На огромной площади, залитой красным светом уходящего солнца, перед воротами комендатуры несколько узников понуро толкали из конца в конец тяжелый железный каток. Они день за днем утюжат каменную мостовую, и без того ровно обшарканную десятками тысяч деревянных башмаков, в которые обуты заключенные. Бессмысленная, бесконечная работа. Но если узник хоть на минуту оставит это постылое занятие, он нарушит орднунг — лагерный порядок — и рискует получить пулю от шарфюрера. Очень часто так и случается: утром каток начинают толкать семь-восемь узников, а к вечеру в живых остаются трое или четверо. Они все равно должны толкать каток до конца смены, а утром начинать все снова.
Назимов, не в силах больше смотреть на несчастных каторжников, сказал в раздумье:
— Скоро кончится карантин. Куда-то нас пошлют?

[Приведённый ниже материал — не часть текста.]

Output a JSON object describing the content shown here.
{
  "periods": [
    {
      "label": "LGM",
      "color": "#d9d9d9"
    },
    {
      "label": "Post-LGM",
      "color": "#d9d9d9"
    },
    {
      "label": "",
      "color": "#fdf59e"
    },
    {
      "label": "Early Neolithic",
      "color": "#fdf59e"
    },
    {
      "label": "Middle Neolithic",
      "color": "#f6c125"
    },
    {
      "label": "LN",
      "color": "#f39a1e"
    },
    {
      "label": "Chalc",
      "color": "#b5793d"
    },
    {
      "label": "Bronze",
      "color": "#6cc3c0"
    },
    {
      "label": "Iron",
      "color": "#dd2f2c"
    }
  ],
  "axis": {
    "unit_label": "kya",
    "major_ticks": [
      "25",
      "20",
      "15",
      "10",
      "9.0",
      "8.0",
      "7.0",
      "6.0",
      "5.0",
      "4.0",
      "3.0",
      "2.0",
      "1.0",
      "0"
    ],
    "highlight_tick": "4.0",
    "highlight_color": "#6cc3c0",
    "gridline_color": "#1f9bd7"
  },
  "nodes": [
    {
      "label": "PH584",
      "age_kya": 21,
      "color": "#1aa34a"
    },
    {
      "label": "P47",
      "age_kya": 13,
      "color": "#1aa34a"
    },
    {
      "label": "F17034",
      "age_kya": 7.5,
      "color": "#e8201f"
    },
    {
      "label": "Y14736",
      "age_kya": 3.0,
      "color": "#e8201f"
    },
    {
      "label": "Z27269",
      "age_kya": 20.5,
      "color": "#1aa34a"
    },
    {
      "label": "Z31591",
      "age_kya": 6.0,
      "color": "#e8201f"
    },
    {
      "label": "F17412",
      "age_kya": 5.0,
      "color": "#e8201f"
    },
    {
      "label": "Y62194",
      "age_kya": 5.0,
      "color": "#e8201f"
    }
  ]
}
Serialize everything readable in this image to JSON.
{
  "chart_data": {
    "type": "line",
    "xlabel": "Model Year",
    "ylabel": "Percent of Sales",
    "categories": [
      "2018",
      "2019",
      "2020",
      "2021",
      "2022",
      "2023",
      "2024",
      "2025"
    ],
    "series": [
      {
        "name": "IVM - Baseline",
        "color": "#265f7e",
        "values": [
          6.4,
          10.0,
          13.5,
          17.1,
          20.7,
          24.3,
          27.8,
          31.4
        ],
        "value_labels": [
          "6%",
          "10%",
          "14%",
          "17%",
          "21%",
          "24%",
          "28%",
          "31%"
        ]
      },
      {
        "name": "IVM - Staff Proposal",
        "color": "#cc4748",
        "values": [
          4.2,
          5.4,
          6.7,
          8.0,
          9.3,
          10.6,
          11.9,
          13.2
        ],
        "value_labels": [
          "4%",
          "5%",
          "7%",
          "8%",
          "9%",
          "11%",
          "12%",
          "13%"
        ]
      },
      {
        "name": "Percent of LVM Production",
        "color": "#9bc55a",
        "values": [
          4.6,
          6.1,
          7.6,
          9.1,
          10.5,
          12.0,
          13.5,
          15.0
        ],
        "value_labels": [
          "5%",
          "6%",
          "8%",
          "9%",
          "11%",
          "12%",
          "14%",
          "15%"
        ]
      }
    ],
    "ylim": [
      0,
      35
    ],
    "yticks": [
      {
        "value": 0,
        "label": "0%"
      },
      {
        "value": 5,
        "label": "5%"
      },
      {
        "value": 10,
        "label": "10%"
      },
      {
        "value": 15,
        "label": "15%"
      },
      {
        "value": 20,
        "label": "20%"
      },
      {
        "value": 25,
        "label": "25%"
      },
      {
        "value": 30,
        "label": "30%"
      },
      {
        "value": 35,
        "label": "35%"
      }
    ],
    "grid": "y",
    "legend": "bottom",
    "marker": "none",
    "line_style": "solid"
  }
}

Карантинников с каждым днем все больше интересовали и тревожили одни и те же вопросы: в какую команду каждого зачислят, что заставят делать: пошлют ли на каменоломню, или на земляные работы, на завод, или — выращивать овощи? Может, запрягут в фурколонну, а то заставят толкать каток? И в группах и один на один заключенные только и говорили об этом.
Советских людей отправляли на самые тяжелые работы. Назимов совсем не надеялся, что ему достанется работа полегче, тем более — он флюгпункт.
Однако сейчас, разговаривая с Гансом, Назимов интересовался не работой. Он уже знал, что хотя Ганс и не коммунист, он — видный антифапжст. От Баки не ускользнуло, с каким большим уважением относятся к учителю немецкие политзаключенные — они приходили к нему и из Большого лагеря. Баки надеялся, что в будущем ему удастся через Ганса связаться с немецкими подпольщиками.
— Я хочу, чтобы меня скорее перевели в Большой лагерь, — продолжал Ганс. — Там люди трудятся. Я очень стосковался по труду, Борис. Вы, наверное, понимаете, как тяжело жить, ничего не делая. Это ужасно! Без дела можно сойти с ума… Когда я сидел в карцере, я был близок к этому. Целыми днями и неделями занимаешься одним и тем же: пять шагов вперед, пять шагов назад… Это бесконечно мучительно!
— Вон — толкают каток… это тоже работа считается, — заметил Назимов с усмешкой и, смягчив тон, добавил: — Вы еще очень слабы.
— Я надеюсь получить работу по силе.
— А разве это возможно? — быстро спросил Назимов.
На истощенном лице немца не шевельнулся ни один мускул.
— Надеяться никому не запрещено, — бесстрастно сказал он.
Боясь рассердить учителя, Назимов не стал надоедать новыми вопросами.
Солнце скатилось за гору Эттерсберг. Сразу потемнело, стало холодно.
Ганс зябко поежился.
— Кости быстро застывают, — сказал он после небольшой паузы. — Пойду-ка я в барак, Борис.
Он ушел медленной своей походкой, одной рукой держась за поясницу. А Назимов еще долго сидел один и думал, думал. Почему до сих пор не дают знать о себе те люди, о которых говорил Йозеф? Кто они? Где они?
В стороне гулко громыхнул выстрел. Должно быть, пристрелили еще одного из тех, кто толкал каток. Утром Йозеф приказал Назимову подмести пол в бараке. Взяв ведро, тряпку, метлу, Назимов принялся за работу. Штубендинст наблюдал за ним несколько минут, покрикивая:
— Не спи на ходу!" Быстрее пошевеливайся! Подмети хорошенько у меня в штубе!
Назимов молча дошел за шкаф, принялся мокрой тряпкой стирать пыль со стола, с койки. Вошел Йозеф.
— Ты что-то очень вяло работаешь, — заметил он Назимову, но уже другим, спокойным голосом. — Может, нездоров?
— В ревир ложиться не собираюсь, — ответил Баки и метнул взгляд на штубендинст а.
Йозеф же, словно не замечая этого взгляда, спросил:
— Борис, ты помнишь тот наш разговор? Назимов молча кивнул, давая понять, что помнит.
— А не раздумал? — настойчиво спросил Йозеф.
— Не имею, привычки передумывать, — самолюбиво ответил Назимов.
Ему хотелось что-то сказать еще, но старик приложил палец к губам. Все, что требовалось сказать на языке подпольщиков, уже было сказано. Сейчас подробности не нужны.